Why is it so hard to be a human in a world of other humans? While unpacking one’s family karma may be a project unto itself, this continual, sudden splitting off from the other, this us vs. theming, is happening all the time on all levels of society. And it has a long history.
As Dr Rick Hanson points out, for the last 2 million years our ancestors have succeeded in preserving “us” by repelling “them.” And when tribal, primal preservation is the goal, the us/them method still works. However, as Dr. Hanson says, now that we are “living all together on this planet—seven and a half billion or so members of the one human tribe—the ancient tendency to fear and attack ‘them’ is going to be very harmful, and it has been very harmful already to ‘us.’”
Luckily, this ancient tendency to distinguish us from them is not only an habitual pattern that is enacted without our consent, it is also a tool that we can take hold of and put to good use. This is what Dr. Hanson Calls “widening the circle of us.”
The Widening the Circle of Us practice, offered in the clip above, is a salve to soothe the shrunken circle in which, at times, there is hardly room for ourselves. It’s a practice of inclusivity, wholeness, and healing. It can feel alarming, he cautions, including all of ‘them’ in our practice. Yet often, he says, “widening the circle of us has a kind of peacefulness in it, a whoosh, a landing and settling.”

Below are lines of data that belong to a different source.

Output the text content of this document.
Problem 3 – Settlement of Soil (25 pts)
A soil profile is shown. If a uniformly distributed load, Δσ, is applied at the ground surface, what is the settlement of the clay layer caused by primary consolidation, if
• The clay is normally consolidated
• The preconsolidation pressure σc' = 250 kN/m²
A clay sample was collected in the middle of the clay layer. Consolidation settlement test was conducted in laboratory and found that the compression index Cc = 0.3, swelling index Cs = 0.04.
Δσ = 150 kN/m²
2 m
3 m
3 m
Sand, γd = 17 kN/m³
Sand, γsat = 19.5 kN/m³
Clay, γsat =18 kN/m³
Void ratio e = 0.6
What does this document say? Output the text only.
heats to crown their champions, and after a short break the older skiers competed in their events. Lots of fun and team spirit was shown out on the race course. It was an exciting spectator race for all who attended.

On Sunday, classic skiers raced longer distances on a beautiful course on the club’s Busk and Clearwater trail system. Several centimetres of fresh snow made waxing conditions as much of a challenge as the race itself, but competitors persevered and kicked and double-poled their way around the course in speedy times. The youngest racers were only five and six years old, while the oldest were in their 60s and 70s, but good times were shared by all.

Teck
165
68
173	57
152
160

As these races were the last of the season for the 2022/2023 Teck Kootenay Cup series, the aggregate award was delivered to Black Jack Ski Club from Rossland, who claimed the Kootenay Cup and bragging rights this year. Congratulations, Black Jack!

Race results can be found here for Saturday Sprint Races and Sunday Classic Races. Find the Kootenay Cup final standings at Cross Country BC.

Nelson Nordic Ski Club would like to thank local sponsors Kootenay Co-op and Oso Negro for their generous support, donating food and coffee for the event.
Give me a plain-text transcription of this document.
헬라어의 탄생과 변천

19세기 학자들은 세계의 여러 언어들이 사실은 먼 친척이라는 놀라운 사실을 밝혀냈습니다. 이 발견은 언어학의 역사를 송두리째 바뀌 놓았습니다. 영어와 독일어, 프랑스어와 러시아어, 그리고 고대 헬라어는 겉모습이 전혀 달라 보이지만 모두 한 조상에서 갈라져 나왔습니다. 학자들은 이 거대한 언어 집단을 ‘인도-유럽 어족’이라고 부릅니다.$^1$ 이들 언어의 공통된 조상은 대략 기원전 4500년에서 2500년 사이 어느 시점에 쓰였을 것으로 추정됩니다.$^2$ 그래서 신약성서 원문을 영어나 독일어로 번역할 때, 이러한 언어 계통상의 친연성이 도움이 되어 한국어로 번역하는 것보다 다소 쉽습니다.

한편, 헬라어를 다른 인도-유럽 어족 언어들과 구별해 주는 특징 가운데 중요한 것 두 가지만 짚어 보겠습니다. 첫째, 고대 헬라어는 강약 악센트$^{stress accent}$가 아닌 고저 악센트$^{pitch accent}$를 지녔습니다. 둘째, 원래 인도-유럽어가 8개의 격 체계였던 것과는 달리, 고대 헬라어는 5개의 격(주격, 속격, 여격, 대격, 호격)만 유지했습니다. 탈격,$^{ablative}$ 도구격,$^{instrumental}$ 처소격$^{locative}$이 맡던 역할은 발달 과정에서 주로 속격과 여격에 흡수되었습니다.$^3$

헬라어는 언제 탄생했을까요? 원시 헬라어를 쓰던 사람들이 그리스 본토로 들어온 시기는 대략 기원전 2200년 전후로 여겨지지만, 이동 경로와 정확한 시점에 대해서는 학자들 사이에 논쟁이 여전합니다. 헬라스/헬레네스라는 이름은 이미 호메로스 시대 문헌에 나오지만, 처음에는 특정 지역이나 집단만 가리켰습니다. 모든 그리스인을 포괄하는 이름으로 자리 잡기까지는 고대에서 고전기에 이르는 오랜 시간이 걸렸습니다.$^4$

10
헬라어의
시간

It’s good to remember that “You can have a widening circle of us while simultaneously reserving your rights, seeking justice, and opposing inside the circle of us, in a meaningful way, those who are harming others” (which you can read more about in Dr. Hanson’s blog post here).
Practicing this week, and thinking of my family, and thinking of politics, the divide, and the world of divisions and harm we live in, I’ve been grateful for the sigh of relief I hear emitted inside me, from that heart, that cobra, that sometimes divisive relative in the good family of me, of us.
What do you think? Do you have a tendency to fear and attack “them”? How does this work (or not) while among loved ones? What about creating healthy boundaries?